NAUGATUCK — Officials are restructuring the borough’s outstanding bond debt, which will trim the budget by about $1 million in each of the next two years but cost an additional half-million dollars in each of the following five years.
The refinancing will ultimately cost $368,000 over 23 years, according to a document prepared by Controller Wayne McAllister.
Finance board member Matt Katra wondered last Monday whether the move amounts to “kicking the can down the road,” while Burgess Bob Neth and Mayor Bob Mezzo said it’s a “creative solution” that will cut costs in the short term to get the municipal budget—not to mention taxpayers—through an economic downturn they hope will swing back by 2013.
If the borough continues to experience modest grand list growth in coming years—it expanded by just .3 percent this year—“we’re really going to be in trouble as a community,” Mezzo said.
But, more optimistically, he and finance board member Don Carten felt the value of the dollar will change for the better in the near future.
“Unless we continue along a catastrophic line, the value of today’s dollar will be worth more tomorrow. So we’re talking about locking in with today’s dollars,” Mezzo said. “It’s certainly not the ideal thing that we want to do, but lots of businesses, lots of homeowners and, quite frankly, lots of governments are refinancing their debt obligations so they can get through a time when grand list growth and income are limited.”

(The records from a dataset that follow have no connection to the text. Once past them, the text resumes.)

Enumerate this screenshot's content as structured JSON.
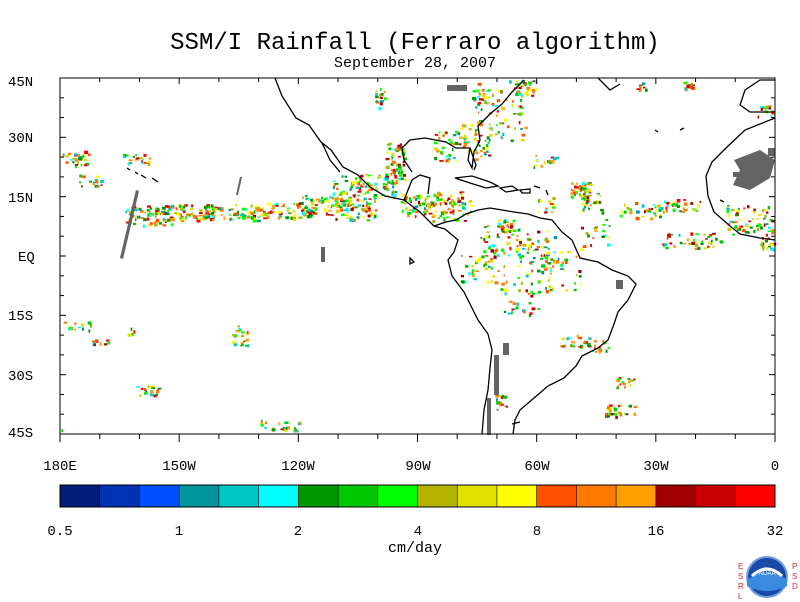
{
  "title": "SSM/I Rainfall (Ferraro algorithm)",
  "subtitle": "September 28, 2007",
  "y_ticks": [
    "45N",
    "30N",
    "15N",
    "EQ",
    "15S",
    "30S",
    "45S"
  ],
  "x_ticks": [
    "180E",
    "150W",
    "120W",
    "90W",
    "60W",
    "30W",
    "0"
  ],
  "colorbar": {
    "unit_label": "cm/day",
    "tick_labels": [
      "0.5",
      "1",
      "2",
      "4",
      "8",
      "16",
      "32"
    ],
    "colors": [
      "#001e78",
      "#0032b4",
      "#0050ff",
      "#00969b",
      "#00c8c8",
      "#00ffff",
      "#009600",
      "#00c800",
      "#00ff00",
      "#b4b400",
      "#e1e100",
      "#ffff00",
      "#ff5000",
      "#ff7800",
      "#ffa000",
      "#a00000",
      "#c80000",
      "#ff0000"
    ]
  },
  "logo": {
    "text": "NOAA",
    "left_letters": "ESRL",
    "right_letters": "PSD"
  },
  "map_extent": {
    "lon_min": -180,
    "lon_max": 0,
    "lat_min": -45,
    "lat_max": 45
  },
  "colors": {
    "coast": "#000000",
    "missing": "#646464"
  }
}
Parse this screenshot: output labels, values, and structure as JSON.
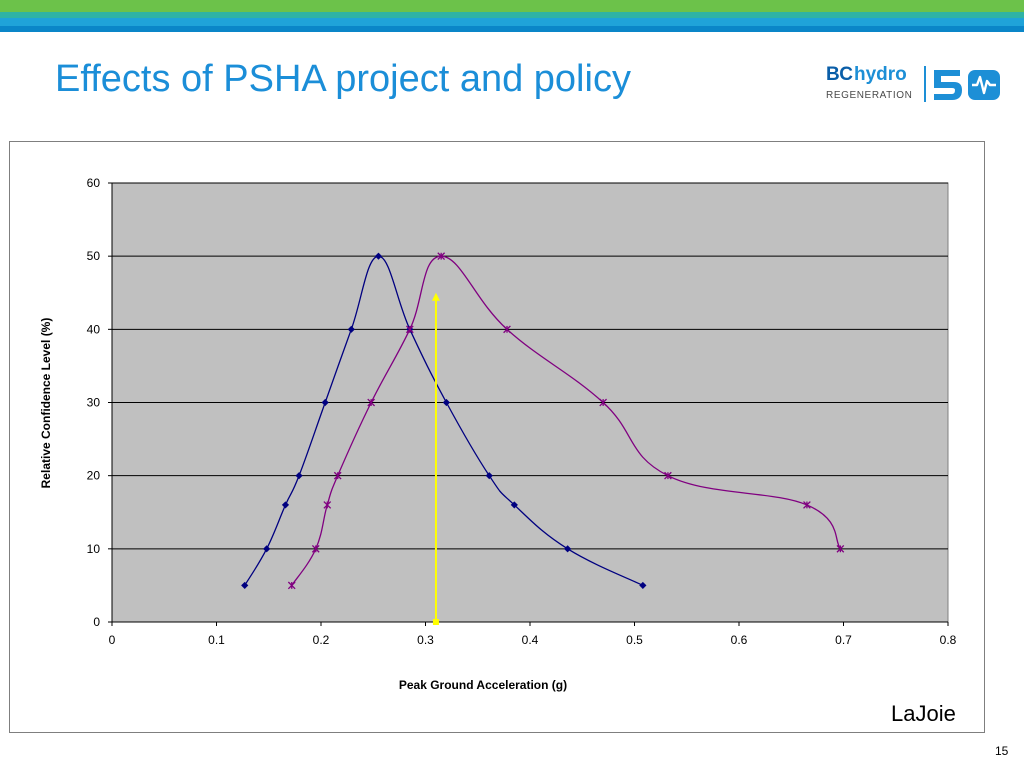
{
  "slide": {
    "title": "Effects of PSHA project and policy",
    "credit": "LaJoie",
    "page_number": "15"
  },
  "logo": {
    "bc": "BC",
    "hydro": "hydro",
    "regeneration": "REGENERATION",
    "anniversary": "50"
  },
  "colors": {
    "title": "#1b8ed8",
    "plot_area": "#c0c0c0",
    "series_1": "#000080",
    "series_2": "#800080",
    "marker_line": "#ffff00"
  },
  "chart_data": {
    "type": "scatter",
    "title": "",
    "xlabel": "Peak Ground Acceleration (g)",
    "ylabel": "Relative Confidence Level (%)",
    "xlim": [
      0,
      0.8
    ],
    "ylim": [
      0,
      60
    ],
    "x_ticks": [
      "0",
      "0.1",
      "0.2",
      "0.3",
      "0.4",
      "0.5",
      "0.6",
      "0.7",
      "0.8"
    ],
    "y_ticks": [
      "0",
      "10",
      "20",
      "30",
      "40",
      "50",
      "60"
    ],
    "grid": "horizontal",
    "legend": "none",
    "series": [
      {
        "marker": "diamond",
        "color": "#000080",
        "points": [
          [
            0.127,
            5
          ],
          [
            0.148,
            10
          ],
          [
            0.166,
            16
          ],
          [
            0.179,
            20
          ],
          [
            0.204,
            30
          ],
          [
            0.229,
            40
          ],
          [
            0.255,
            50
          ],
          [
            0.285,
            40
          ],
          [
            0.32,
            30
          ],
          [
            0.361,
            20
          ],
          [
            0.385,
            16
          ],
          [
            0.436,
            10
          ],
          [
            0.508,
            5
          ]
        ]
      },
      {
        "marker": "star",
        "color": "#800080",
        "points": [
          [
            0.172,
            5
          ],
          [
            0.195,
            10
          ],
          [
            0.206,
            16
          ],
          [
            0.216,
            20
          ],
          [
            0.248,
            30
          ],
          [
            0.285,
            40
          ],
          [
            0.315,
            50
          ],
          [
            0.378,
            40
          ],
          [
            0.47,
            30
          ],
          [
            0.532,
            20
          ],
          [
            0.665,
            16
          ],
          [
            0.697,
            10
          ]
        ]
      }
    ],
    "annotation": {
      "type": "arrow",
      "color": "#ffff00",
      "x": 0.31,
      "y_from": 0,
      "y_to": 45
    }
  }
}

Finance board Chairman Ray Lennon, Jr. added, “I think we’re looking to buy some time toward an economic turnaround, when we would be able to support this, because currently we’re having a hard time supporting the budget proposals, and this would give us some breathing room.”
So while officials catch their breath in the next two years, they will continue to proactively pursue commercial investors interested in staking their lots in Naugatuck, Mezzo said.

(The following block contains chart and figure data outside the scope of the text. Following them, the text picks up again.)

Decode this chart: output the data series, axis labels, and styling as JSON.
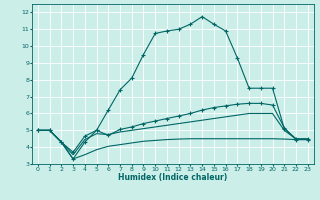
{
  "xlabel": "Humidex (Indice chaleur)",
  "bg_color": "#cceee8",
  "line_color": "#006666",
  "grid_color": "#ffffff",
  "xlim": [
    -0.5,
    23.5
  ],
  "ylim": [
    3,
    12.5
  ],
  "xticks": [
    0,
    1,
    2,
    3,
    4,
    5,
    6,
    7,
    8,
    9,
    10,
    11,
    12,
    13,
    14,
    15,
    16,
    17,
    18,
    19,
    20,
    21,
    22,
    23
  ],
  "yticks": [
    3,
    4,
    5,
    6,
    7,
    8,
    9,
    10,
    11,
    12
  ],
  "line1_x": [
    0,
    1,
    2,
    3,
    4,
    5,
    6,
    7,
    8,
    9,
    10,
    11,
    12,
    13,
    14,
    15,
    16,
    17,
    18,
    19,
    20,
    21,
    22,
    23
  ],
  "line1_y": [
    5.0,
    5.0,
    4.3,
    3.3,
    4.3,
    5.0,
    6.2,
    7.4,
    8.1,
    9.5,
    10.75,
    10.9,
    11.0,
    11.3,
    11.75,
    11.3,
    10.9,
    9.3,
    7.5,
    7.5,
    7.5,
    5.1,
    4.5,
    4.5
  ],
  "line2_x": [
    0,
    1,
    2,
    3,
    4,
    5,
    6,
    7,
    8,
    9,
    10,
    11,
    12,
    13,
    14,
    15,
    16,
    17,
    18,
    19,
    20,
    21,
    22,
    23
  ],
  "line2_y": [
    5.0,
    5.0,
    4.3,
    3.7,
    4.65,
    5.0,
    4.7,
    5.05,
    5.2,
    5.4,
    5.55,
    5.7,
    5.85,
    6.0,
    6.2,
    6.35,
    6.45,
    6.55,
    6.6,
    6.6,
    6.5,
    5.15,
    4.45,
    4.45
  ],
  "line3_x": [
    0,
    1,
    2,
    3,
    4,
    5,
    6,
    7,
    8,
    9,
    10,
    11,
    12,
    13,
    14,
    15,
    16,
    17,
    18,
    19,
    20,
    21,
    22,
    23
  ],
  "line3_y": [
    5.0,
    5.0,
    4.3,
    3.55,
    4.45,
    4.8,
    4.75,
    4.9,
    5.0,
    5.1,
    5.2,
    5.3,
    5.4,
    5.5,
    5.6,
    5.7,
    5.8,
    5.9,
    6.0,
    6.0,
    6.0,
    5.0,
    4.48,
    4.48
  ],
  "line4_x": [
    0,
    1,
    2,
    3,
    4,
    5,
    6,
    7,
    8,
    9,
    10,
    11,
    12,
    13,
    14,
    15,
    16,
    17,
    18,
    19,
    20,
    21,
    22,
    23
  ],
  "line4_y": [
    5.0,
    5.0,
    4.3,
    3.3,
    3.55,
    3.85,
    4.05,
    4.15,
    4.25,
    4.35,
    4.4,
    4.45,
    4.48,
    4.5,
    4.5,
    4.5,
    4.5,
    4.5,
    4.5,
    4.5,
    4.5,
    4.48,
    4.45,
    4.45
  ]
}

“If we have not achieved substantial grand list growth [in three to five years], then shame on us, because that’s really where your ability to pay for additional payments in the future will come from,” he said. “Clearly, it’s hard to grow your commercial tax base when major investors are sitting on the sidelines, waiting for the market to shake out.”
And while Mezzo acknowledged that, as Katra asserted, the borough would find itself in a “pickle” if things don’t pan out in the next two years, he felt the move was a responsible way to ease residents’ tax burden in tough times.
Furthermore, he compared Naugatuck’s coping strategy with that of the state, which finalized its budget last week by borrowing almost $1 billion, raiding state workers’ pension fund—Mezzo said borough employees’ pension fund has been left intact—and imposing a new surcharge on electric bills, leaving a $3.4 billion gap for the next governor and legislature to contend with.
“Quite frankly, when you look at the responsibility factor for municipalities, when compared to the state of Connecticut, there really is no comparison,” Mezzo said last Thursday. “I mean we did a very small, responsible refinancing of our debt obligations. … I think what the state is doing is ridiculous in terms of mortgaging the future, and quite frankly, as one legislator aptly put it, ‘punting’ on this year’s budget. What we did does not compare in any magnitude to what the state is doing.”
For now, borough officials—including Mezzo, who will be up for reelection next spring—are crossing their fingers and hoping, like taxpayers, businesses and governing bodies everywhere, for a new day to dawn.